We paid: $25 for parking.
I love Millennium Park. If it wasn’t for the parking cost (& my fear of taking both boys on public transportation alone) we’d go a lot more often. On this particular occasion we went for the Family Fun Festival that runs throughout most of the summer (it’s over now), but then we picnicked and played by “the jelly bean” (as Cooper’s calls it), the fountain, and the Nichols Bridgeway.
There so much room for picnicking; even when the park is pretty busy we’ve never had any trouble finding a good spot in the grass to spread out. The Pritzker Pavilion has a huge field of grass if every other spot is full.
We didn’t walk around in the Lurie Garden this time just because we were too busy with other things, but it is beautiful.
We spent a good amount of time playing at the fountain. It’s usually pretty crowded on nice days so I make sure I stay pretty close the the kids so I can keep an eye on them. There’s no bathroom or changing room near the fountain, so I usually just change the boys somewhere in the grass. As you can see by the pictures, this time I just had the boys wear their swimsuits throughout our visit; it was warm enough for them to wear their wet suits and I changed them when we got back to the car.

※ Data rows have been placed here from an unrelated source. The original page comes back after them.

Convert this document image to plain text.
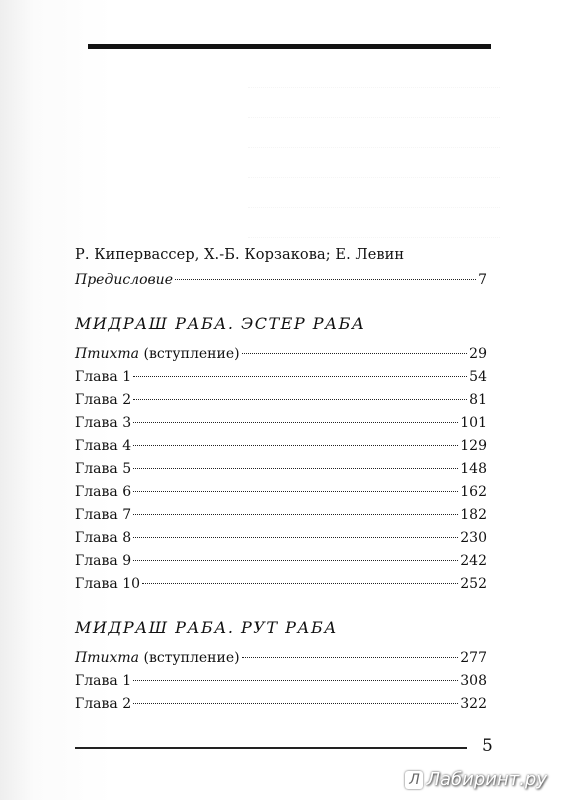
Р. Кипервассер, Х.-Б. Корзакова; Е. Левин
Предисловие	7
МИДРАШ РАБА. ЭСТЕР РАБА
Птихта (вступление)	29
Глава 1	54
Глава 2	81
Глава 3	101
Глава 4	129
Глава 5	148
Глава 6	162
Глава 7	182
Глава 8	230
Глава 9	242
Глава 10	252
МИДРАШ РАБА. РУТ РАБА
Птихта (вступление)	277
Глава 1	308
Глава 2	322
5
Л Лабиринт.ру
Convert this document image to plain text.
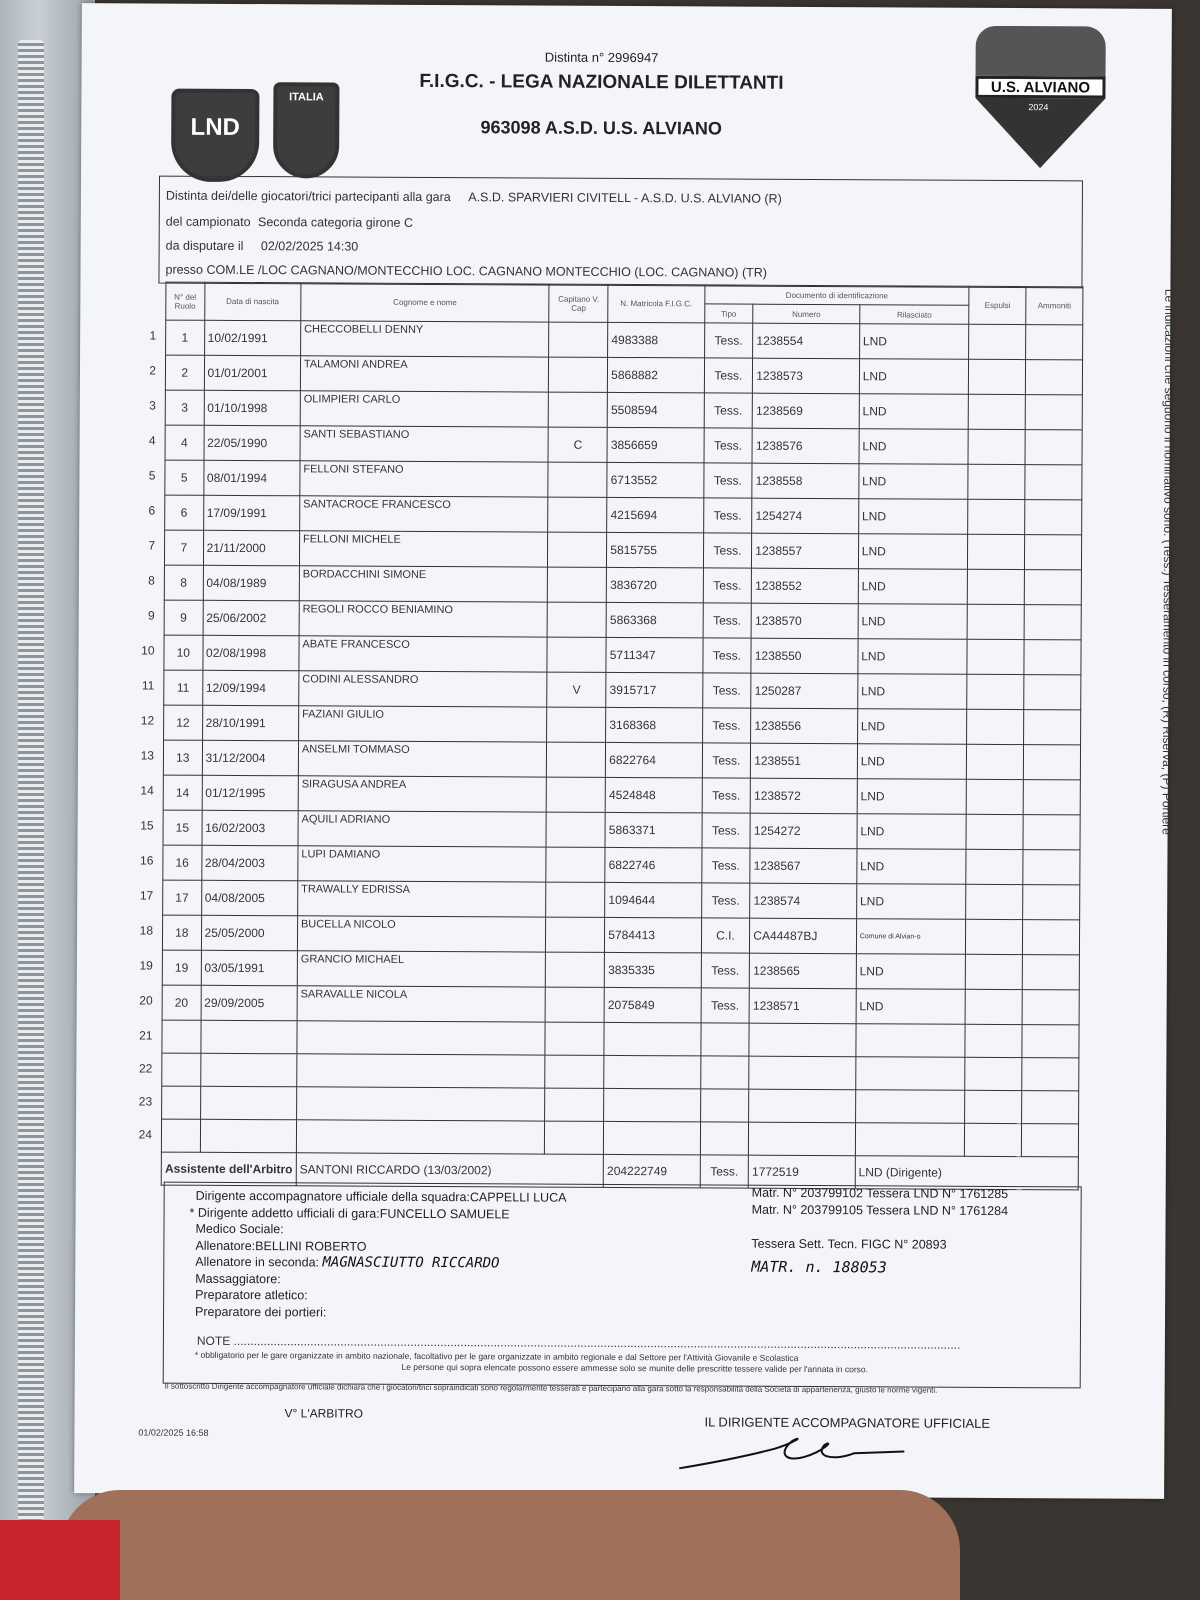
LND
ITALIA
U.S. ALVIANO
2024
Distinta n° 2996947
F.I.G.C. - LEGA NAZIONALE DILETTANTI
963098 A.S.D. U.S. ALVIANO
Distinta dei/delle giocatori/trici partecipanti alla gara A.S.D. SPARVIERI CIVITELL - A.S.D. U.S. ALVIANO (R)
del campionato Seconda categoria girone C
da disputare il 02/02/2025 14:30
presso COM.LE /LOC CAGNANO/MONTECCHIO LOC. CAGNANO MONTECCHIO (LOC. CAGNANO) (TR)
N° del Ruolo	Data di nascita	Cognome e nome	Capitano V. Cap	N. Matricola F.I.G.C.	Documento di identificazione			Espulsi	Ammoniti
					Tipo	Numero	Rilasciato		
1	10/02/1991	CHECCOBELLI DENNY		4983388	Tess.	1238554	LND		
2	01/01/2001	TALAMONI ANDREA		5868882	Tess.	1238573	LND		
3	01/10/1998	OLIMPIERI CARLO		5508594	Tess.	1238569	LND		
4	22/05/1990	SANTI SEBASTIANO	C	3856659	Tess.	1238576	LND		
5	08/01/1994	FELLONI STEFANO		6713552	Tess.	1238558	LND		
6	17/09/1991	SANTACROCE FRANCESCO		4215694	Tess.	1254274	LND		
7	21/11/2000	FELLONI MICHELE		5815755	Tess.	1238557	LND		
8	04/08/1989	BORDACCHINI SIMONE		3836720	Tess.	1238552	LND		
9	25/06/2002	REGOLI ROCCO BENIAMINO		5863368	Tess.	1238570	LND		
10	02/08/1998	ABATE FRANCESCO		5711347	Tess.	1238550	LND		
11	12/09/1994	CODINI ALESSANDRO	V	3915717	Tess.	1250287	LND		
12	28/10/1991	FAZIANI GIULIO		3168368	Tess.	1238556	LND		
13	31/12/2004	ANSELMI TOMMASO		6822764	Tess.	1238551	LND		
14	01/12/1995	SIRAGUSA ANDREA		4524848	Tess.	1238572	LND		
15	16/02/2003	AQUILI ADRIANO		5863371	Tess.	1254272	LND		
16	28/04/2003	LUPI DAMIANO		6822746	Tess.	1238567	LND		
17	04/08/2005	TRAWALLY EDRISSA		1094644	Tess.	1238574	LND		
18	25/05/2000	BUCELLA NICOLO		5784413	C.I.	CA44487BJ	Comune di Alvian-o		
19	03/05/1991	GRANCIO MICHAEL		3835335	Tess.	1238565	LND		
20	29/09/2005	SARAVALLE NICOLA		2075849	Tess.	1238571	LND		

Assistente dell'Arbitro		SANTONI RICCARDO (13/03/2002)		204222749	Tess.	1772519	LND (Dirigente)		
1
2
3
4
5
6
7
8
9
10
11
12
13
14
15
16
17
18
19
20
21
22
23
24
Le indicazioni che seguono il nominativo sono: (Tess.) Tesseramento in corso, (R) Riserva, (P) Portiere
Dirigente accompagnatore ufficiale della squadra:CAPPELLI LUCA
* Dirigente addetto ufficiali di gara:FUNCELLO SAMUELE
Medico Sociale:
Allenatore:BELLINI ROBERTO
Allenatore in seconda: MAGNASCIUTTO RICCARDO
Massaggiatore:
Preparatore atletico:
Preparatore dei portieri:
Matr. N° 203799102 Tessera LND N° 1761285
Matr. N° 203799105 Tessera LND N° 1761284
Tessera Sett. Tecn. FIGC N° 20893
MATR. n. 188053
NOTE ..........................................................................................................................................................................................................................
* obbligatorio per le gare organizzate in ambito nazionale, facoltativo per le gare organizzate in ambito regionale e dal Settore per l'Attività Giovanile e Scolastica
Le persone qui sopra elencate possono essere ammesse solo se munite delle prescritte tessere valide per l'annata in corso.
Il sottoscritto Dirigente accompagnatore ufficiale dichiara che i giocatori/trici sopraindicati sono regolarmente tesserati e partecipano alla gara sotto la responsabilità della Società di appartenenza, giusto le norme vigenti.
V° L'ARBITRO
IL DIRIGENTE ACCOMPAGNATORE UFFICIALE
01/02/2025 16:58
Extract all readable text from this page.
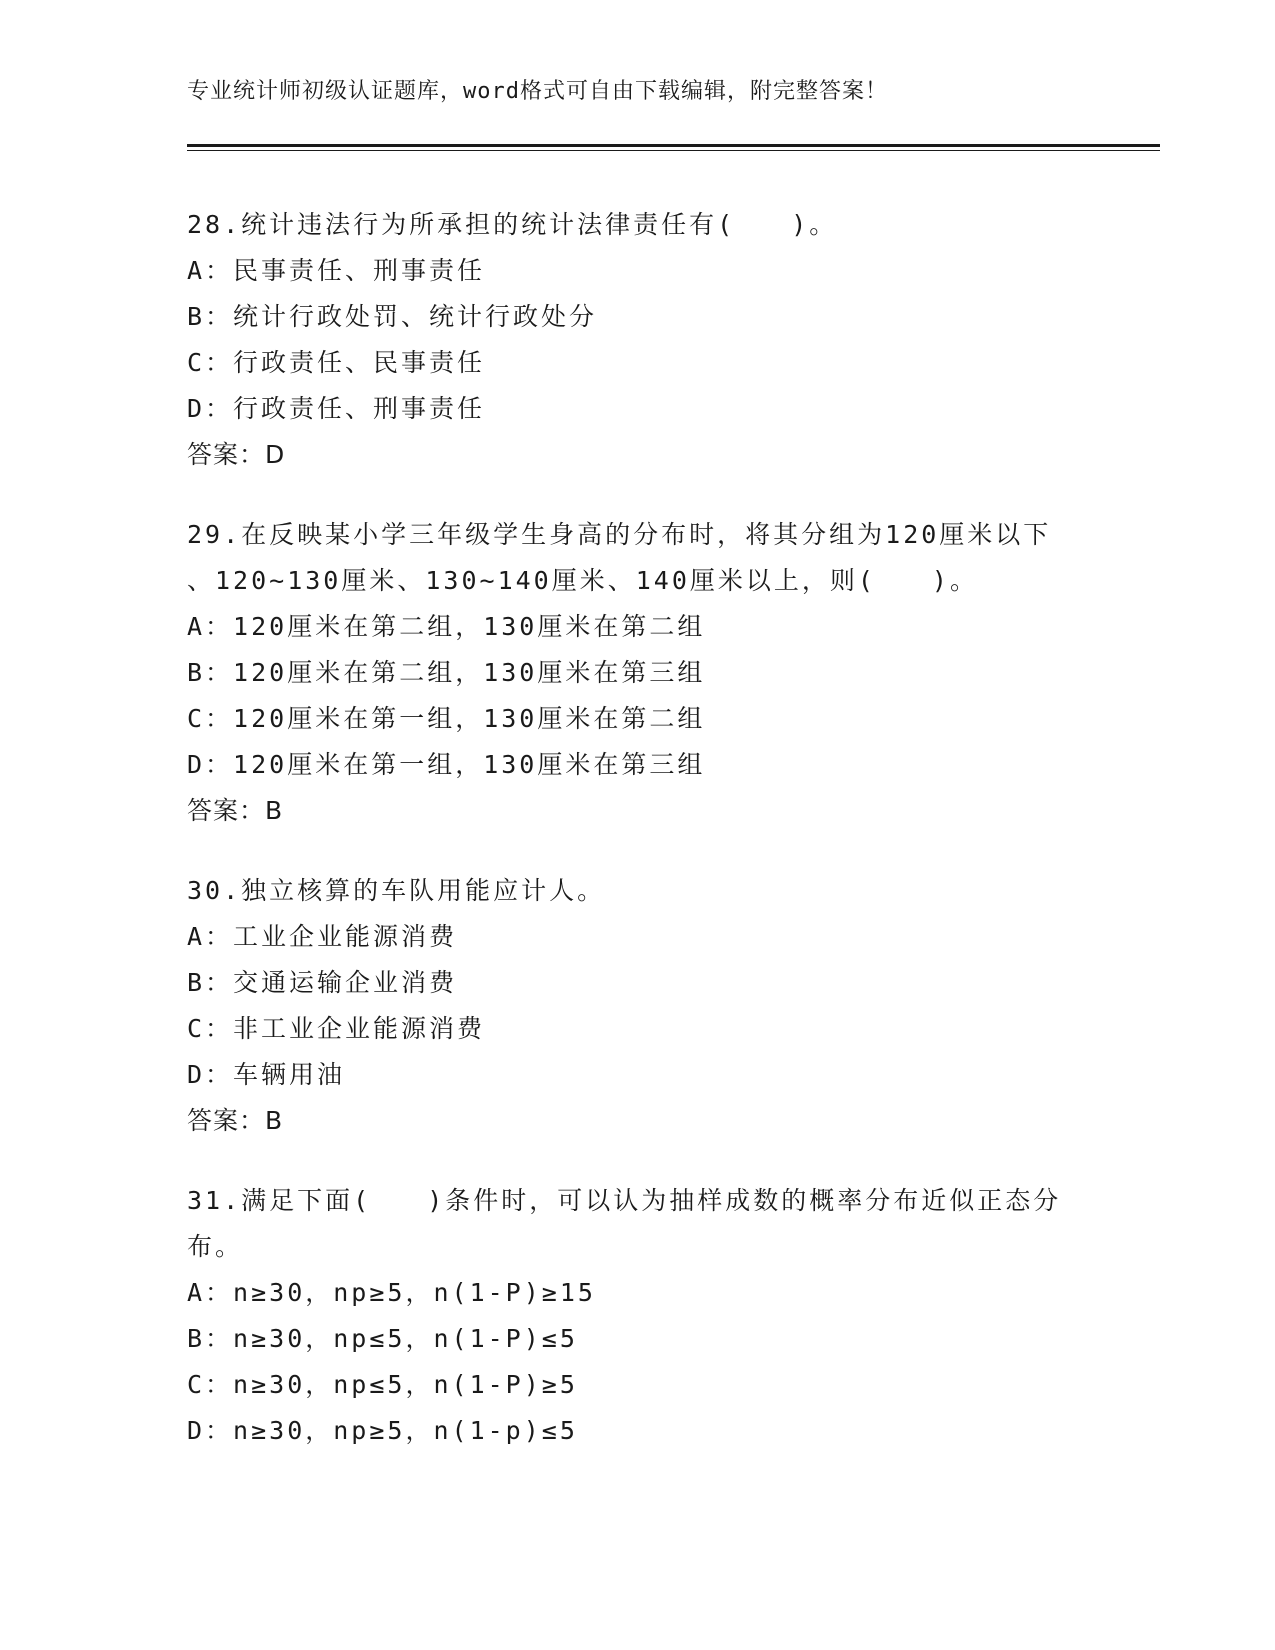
专业统计师初级认证题库，word格式可自由下载编辑，附完整答案！
28.统计违法行为所承担的统计法律责任有(　　)。
A：民事责任、刑事责任
B：统计行政处罚、统计行政处分
C：行政责任、民事责任
D：行政责任、刑事责任
答案：D
29.在反映某小学三年级学生身高的分布时，将其分组为120厘米以下
、120~130厘米、130~140厘米、140厘米以上，则(　　)。
A：120厘米在第二组，130厘米在第二组
B：120厘米在第二组，130厘米在第三组
C：120厘米在第一组，130厘米在第二组
D：120厘米在第一组，130厘米在第三组
答案：B
30.独立核算的车队用能应计人。
A：工业企业能源消费
B：交通运输企业消费
C：非工业企业能源消费
D：车辆用油
答案：B
31.满足下面(　　)条件时，可以认为抽样成数的概率分布近似正态分
布。
A：n≥30，np≥5，n(1-P)≥15
B：n≥30，np≤5，n(1-P)≤5
C：n≥30，np≤5，n(1-P)≥5
D：n≥30，np≥5，n(1-p)≤5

Just before leaving we took a walk up the Nichols Bridgeway. I found it completely awful (I’m terrified of heights and bridges, but I don’t want to make my kids afraid), but I have to admit that the view was pretty great.
Have you visited Millennium Park? What is your favorite activity there? Do you have any great activities or places of interest nearby to recommend?